Protecting refugees has always been, and continues to be, a hallmark of American immigration law despite the partisan debates about the subject. Political asylum may be a viable option for you if you can document substantial reasons why you fear returning to your country of origin. The best way to find out if you’re eligible to remain in the United States on this basis is to speak to an experienced Massachusetts and Rhode Island political asylum attorney about your case.
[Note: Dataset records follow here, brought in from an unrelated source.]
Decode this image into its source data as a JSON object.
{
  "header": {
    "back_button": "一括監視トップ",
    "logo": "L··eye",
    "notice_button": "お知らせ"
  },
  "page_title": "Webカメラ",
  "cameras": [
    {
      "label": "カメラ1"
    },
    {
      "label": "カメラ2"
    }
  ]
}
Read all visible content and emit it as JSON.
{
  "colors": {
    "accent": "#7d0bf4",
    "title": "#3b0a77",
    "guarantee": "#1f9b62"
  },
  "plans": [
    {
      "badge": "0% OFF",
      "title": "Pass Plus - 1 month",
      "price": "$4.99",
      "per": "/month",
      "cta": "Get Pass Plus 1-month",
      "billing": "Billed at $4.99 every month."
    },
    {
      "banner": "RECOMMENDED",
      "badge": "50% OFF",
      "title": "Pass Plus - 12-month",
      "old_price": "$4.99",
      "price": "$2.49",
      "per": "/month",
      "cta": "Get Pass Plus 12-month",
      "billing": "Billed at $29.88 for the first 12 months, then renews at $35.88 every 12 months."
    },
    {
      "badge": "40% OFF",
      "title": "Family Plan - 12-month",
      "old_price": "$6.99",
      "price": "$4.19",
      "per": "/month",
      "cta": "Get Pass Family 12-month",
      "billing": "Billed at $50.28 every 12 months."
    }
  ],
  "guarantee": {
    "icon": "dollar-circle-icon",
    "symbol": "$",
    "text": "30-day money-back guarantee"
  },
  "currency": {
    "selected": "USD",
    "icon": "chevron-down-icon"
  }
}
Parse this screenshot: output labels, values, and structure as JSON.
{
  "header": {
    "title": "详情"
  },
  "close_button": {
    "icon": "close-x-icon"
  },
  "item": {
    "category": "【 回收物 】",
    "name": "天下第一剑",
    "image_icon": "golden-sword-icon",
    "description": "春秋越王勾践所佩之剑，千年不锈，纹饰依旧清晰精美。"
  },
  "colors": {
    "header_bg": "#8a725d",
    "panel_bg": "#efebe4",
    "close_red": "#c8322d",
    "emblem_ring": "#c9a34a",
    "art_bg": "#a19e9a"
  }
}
The Botelho Group offers free consultations to immigrants and refugees seeking political asylum.

Eligibility For Political Asylum

Eligibility for asylum in the United States you must adhere to these procedures:

  • You must apply at a border crossing, airport, seaport or other port of entry;
  • If you are currently in deportation/removal proceedings, you must submit an application to the Executive Office of Immigration Review (EOIR);
  • If you are not in deportation/removal proceedings, you must submit your application to the United States Citizenship and Immigration Service (USCIS) within one year of your arrival into the United States;
  • Demonstrate that you meet the legal definition of “refugee” by documenting how you’ve been persecuted and how you have a well founded fear of persecution by the government of your country or by an organization that you country’s government cannot control and
  • Demonstrate that that persecution is based on your membership in a religion, nationality, race, social group or political persuasion.

Exceptions For Special Circumstances

It is sometimes possible to apply for asylum without meeting the eligibility criteria in some types of special circumstances. One of these exceptions is if you’ve been in the United States for over a year, but you can prove that the conditions in your home country have materially changed since you arrived in the United States. For example, a new regime that is hostile to your religion has taken over that elevates the threat that you would be persecuted if you returned to your home country. The extraordinary circumstance exception can also apply to problems with your own health or a serious illness or death in your family that impacted your ability to file during the one year period. Other exceptions include being prevented from filing because of a family member that’s abusive or because you were a victim of a violent crime. In order to successfully assert these exceptions, evidence must be properly presented, so it’s important to work with an experienced Massachusetts and Rhode Island political asylum attorney that can guide you through the process.

Affirmative and Defensive Applications

An affirmative application for asylum is when you submit your application to the USCIS in the absence of pending removal proceedings. It involves preparing your application, submitting it to the USCIS office, followed by an interview. After the interview, you’ll be notified in writing about the success of your application. A defensive application is when an application for asylum is filed in response to removal proceedings as a defense against deportation/removal. After your application for asylum is submitted, you will attend a hearing with your Massachusetts and Rhode Island asylum attorney that is similar to a trial, with documentary evidence and witness testimony. If your affirmative application for asylum is denied, you are likely to become subject to removal proceedings and will be given an opportunity to re-apply for asylum in a defensive application.

Withholding Of Removal

Withholding of removal is an option for asylum seekers that filed too late, have criminal records or other reasons why they aren’t eligible for asylum. It can allow you to remain in the country if you can prove that your life or freedom is in jeopardy if you return to your home country, but it does not provide legal permanent resident status or a path to citizenship. Withholding can be terminated if the attorneys for the United States can prove that you are no longer likely to be prosecuted if you return to your home country.

The Convention Against Torture

Protection from deportation under the Convention Against Torture is a last resort to avoid deportation if you’ve committed serious crimes that bar you from asylum and withholding. The Convention prohibits governments from deporting people if they know they will be tortured if returned to their home country. In order to be eligible, you must prove that the torture will be carried out by a government official or somebody acting in an official capacity.